26 Şubat 2013 Salı


SİDİKLİ KASABASI MÜZİKALİ
 

İstanbul Devlet Tiyatrosu’nda birkaç yıldır  oynanmakta olan “Sidikli Kasabası Müzikali”ni uzun zamandır izlemek istiyordum. Oyunu gördüğüm 17 Şubat’ı yaşamımın şanslı tarihleri arasına not ediyorum. Etki altında kalmamak için, izlemediğim oyun ve film eleştirilerini  hep ertelemeye çalışırım. “Sidikli Kasabası Müzikali”ni izlerken de , jüriler  kesin “Umut Veren Çalışma”, ya da “ En İyi Ekip Ödülü” filan gibi bir ödül uydurmuşlardır diye kendi kendime geyikler yapıyor ve tiyatromuzdaki tutucu yapılanmayı düşünüyordum.  Ancak bu kez onu bile  yapmamışlar. Bu şahane çalışma, hak ettiği ödülleri sadece seyirciden almış.
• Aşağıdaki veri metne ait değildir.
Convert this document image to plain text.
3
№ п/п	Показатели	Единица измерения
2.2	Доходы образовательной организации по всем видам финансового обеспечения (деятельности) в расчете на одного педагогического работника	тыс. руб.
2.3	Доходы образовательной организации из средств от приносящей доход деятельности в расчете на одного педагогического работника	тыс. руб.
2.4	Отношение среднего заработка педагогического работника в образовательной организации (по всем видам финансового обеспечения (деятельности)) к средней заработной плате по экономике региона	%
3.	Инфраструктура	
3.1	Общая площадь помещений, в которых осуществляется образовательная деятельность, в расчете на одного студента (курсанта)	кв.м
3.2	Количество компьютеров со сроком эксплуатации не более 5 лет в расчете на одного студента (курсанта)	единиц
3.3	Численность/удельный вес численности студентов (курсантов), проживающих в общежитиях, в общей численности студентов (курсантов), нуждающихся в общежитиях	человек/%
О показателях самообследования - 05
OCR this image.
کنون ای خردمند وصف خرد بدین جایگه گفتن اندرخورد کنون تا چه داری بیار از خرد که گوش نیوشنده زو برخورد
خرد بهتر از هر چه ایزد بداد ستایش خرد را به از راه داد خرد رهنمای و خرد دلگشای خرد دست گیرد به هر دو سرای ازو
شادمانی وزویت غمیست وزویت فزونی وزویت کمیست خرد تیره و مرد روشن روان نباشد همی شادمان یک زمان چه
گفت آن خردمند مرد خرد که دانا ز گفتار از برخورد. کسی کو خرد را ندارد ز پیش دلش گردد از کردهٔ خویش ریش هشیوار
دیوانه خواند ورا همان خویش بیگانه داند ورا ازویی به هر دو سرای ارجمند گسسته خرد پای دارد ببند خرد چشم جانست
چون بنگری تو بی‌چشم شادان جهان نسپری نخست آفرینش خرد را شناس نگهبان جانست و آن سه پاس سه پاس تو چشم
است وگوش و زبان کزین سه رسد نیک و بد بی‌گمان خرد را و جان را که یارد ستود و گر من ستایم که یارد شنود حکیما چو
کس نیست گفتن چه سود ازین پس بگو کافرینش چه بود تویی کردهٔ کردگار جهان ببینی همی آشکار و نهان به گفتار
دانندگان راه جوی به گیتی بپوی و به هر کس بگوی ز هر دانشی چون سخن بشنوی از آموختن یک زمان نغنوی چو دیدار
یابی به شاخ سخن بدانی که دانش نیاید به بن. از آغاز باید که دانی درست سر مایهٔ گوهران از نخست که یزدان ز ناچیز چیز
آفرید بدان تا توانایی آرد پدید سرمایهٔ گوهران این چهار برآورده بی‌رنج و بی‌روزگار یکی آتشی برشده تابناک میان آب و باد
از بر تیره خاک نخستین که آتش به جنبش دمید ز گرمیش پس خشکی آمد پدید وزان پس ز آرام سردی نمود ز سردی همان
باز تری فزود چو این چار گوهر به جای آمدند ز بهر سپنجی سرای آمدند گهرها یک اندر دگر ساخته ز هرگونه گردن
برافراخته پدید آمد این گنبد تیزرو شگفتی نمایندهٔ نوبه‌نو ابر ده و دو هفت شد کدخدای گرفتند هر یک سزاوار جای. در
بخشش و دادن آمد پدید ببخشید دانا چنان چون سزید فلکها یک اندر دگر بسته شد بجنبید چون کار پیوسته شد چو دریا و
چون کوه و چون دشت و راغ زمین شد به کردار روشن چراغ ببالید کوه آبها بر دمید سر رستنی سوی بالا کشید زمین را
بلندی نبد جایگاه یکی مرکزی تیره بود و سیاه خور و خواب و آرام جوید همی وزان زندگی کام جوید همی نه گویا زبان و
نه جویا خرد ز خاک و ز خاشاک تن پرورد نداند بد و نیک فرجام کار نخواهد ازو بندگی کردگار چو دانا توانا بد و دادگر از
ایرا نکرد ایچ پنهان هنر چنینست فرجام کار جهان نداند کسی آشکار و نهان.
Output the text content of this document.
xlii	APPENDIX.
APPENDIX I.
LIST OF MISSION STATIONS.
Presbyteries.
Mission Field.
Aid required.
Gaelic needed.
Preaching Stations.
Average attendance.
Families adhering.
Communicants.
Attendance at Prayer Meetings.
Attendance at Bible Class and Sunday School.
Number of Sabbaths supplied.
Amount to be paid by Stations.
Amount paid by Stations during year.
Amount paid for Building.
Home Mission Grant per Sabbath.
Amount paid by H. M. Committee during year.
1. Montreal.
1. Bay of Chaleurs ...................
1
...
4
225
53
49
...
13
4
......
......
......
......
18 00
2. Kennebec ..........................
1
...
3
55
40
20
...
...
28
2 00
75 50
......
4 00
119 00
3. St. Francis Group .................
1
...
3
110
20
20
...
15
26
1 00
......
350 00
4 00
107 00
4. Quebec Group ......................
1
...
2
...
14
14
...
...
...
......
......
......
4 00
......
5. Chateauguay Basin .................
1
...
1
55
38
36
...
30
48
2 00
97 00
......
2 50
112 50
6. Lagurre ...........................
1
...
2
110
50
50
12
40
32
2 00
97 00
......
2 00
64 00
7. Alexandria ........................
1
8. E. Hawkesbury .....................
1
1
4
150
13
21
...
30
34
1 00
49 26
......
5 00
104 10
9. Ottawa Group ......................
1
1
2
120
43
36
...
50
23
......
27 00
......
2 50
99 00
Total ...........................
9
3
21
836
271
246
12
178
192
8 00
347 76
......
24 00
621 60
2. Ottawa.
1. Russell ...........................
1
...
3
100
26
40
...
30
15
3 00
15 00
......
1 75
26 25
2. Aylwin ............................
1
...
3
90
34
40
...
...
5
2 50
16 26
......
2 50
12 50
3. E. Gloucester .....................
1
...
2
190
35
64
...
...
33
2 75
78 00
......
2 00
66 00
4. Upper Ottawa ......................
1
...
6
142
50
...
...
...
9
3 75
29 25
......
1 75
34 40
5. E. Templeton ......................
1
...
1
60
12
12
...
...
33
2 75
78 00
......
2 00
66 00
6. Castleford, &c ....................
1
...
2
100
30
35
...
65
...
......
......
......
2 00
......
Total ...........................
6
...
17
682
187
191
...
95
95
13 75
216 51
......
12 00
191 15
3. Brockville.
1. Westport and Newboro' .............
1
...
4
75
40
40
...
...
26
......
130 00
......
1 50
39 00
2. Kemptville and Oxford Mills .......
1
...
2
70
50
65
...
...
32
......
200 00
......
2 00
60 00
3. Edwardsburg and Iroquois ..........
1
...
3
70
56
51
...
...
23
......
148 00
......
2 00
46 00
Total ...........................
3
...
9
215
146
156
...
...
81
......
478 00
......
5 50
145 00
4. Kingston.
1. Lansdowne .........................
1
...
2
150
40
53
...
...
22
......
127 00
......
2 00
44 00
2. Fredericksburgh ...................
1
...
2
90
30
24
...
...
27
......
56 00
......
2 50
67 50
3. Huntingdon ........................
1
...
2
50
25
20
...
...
Oyunu izledikten sonra ciddiye aldığım eleştirmenlerin   olumsuz görüşlerini okuyup,  şaşırdım doğrusu.

Eleştirmen olmadığım için bu konuda fazla  sözüm olamaz,  ancak “Sidikli” beni bir tiyatrocu olarak çok  heyecanlandırdı  . Sadece mükemmeli dans eden, şarkı söyleyen o kadar çok genci bir arada izleyebilmek, adını daha önce duymamış olsak da sahnede müthiş parlayan genç starları alkışlamakla kalmadım , cesur bir içeriği, sahnelerimizde çok az rastlanan bir kara mizahla aktarabilen bu devrimcileri ayakta alkışladım. Oyundaki eşcinsel polis ve engelli karakterlerin kabaca karikatürize edilmiş olmasını dünya görüşümle bağdaştıramadıysam da, oyunun dünyası ve iletmek istediği mesajla bağdaştırdım.

 
V FOR VENDETTA

 Program dergisindeki çevirmen notunda , Sidikli’nin, müzikal tiyatrodaki yeri çok iyi anlatılmış. Broadway’de daha çok Japon turistler için hazırlanan Çin işkencesi müzikallere tepki gösteren Amerikan toplumu, AIDS sonrası toplumsal bilinçlenmede, “nasıl eğleniyoruz biz” diye  özeleştiri yaparak, ortaya 21. Yüzyıl burlesque gösterilerini koydu. (  “Artık bizlerin de  “nasıl eğleniyoruz ” sorusunu sormamız gerektiğinin zamanının geldiğini  düşünüyorum.)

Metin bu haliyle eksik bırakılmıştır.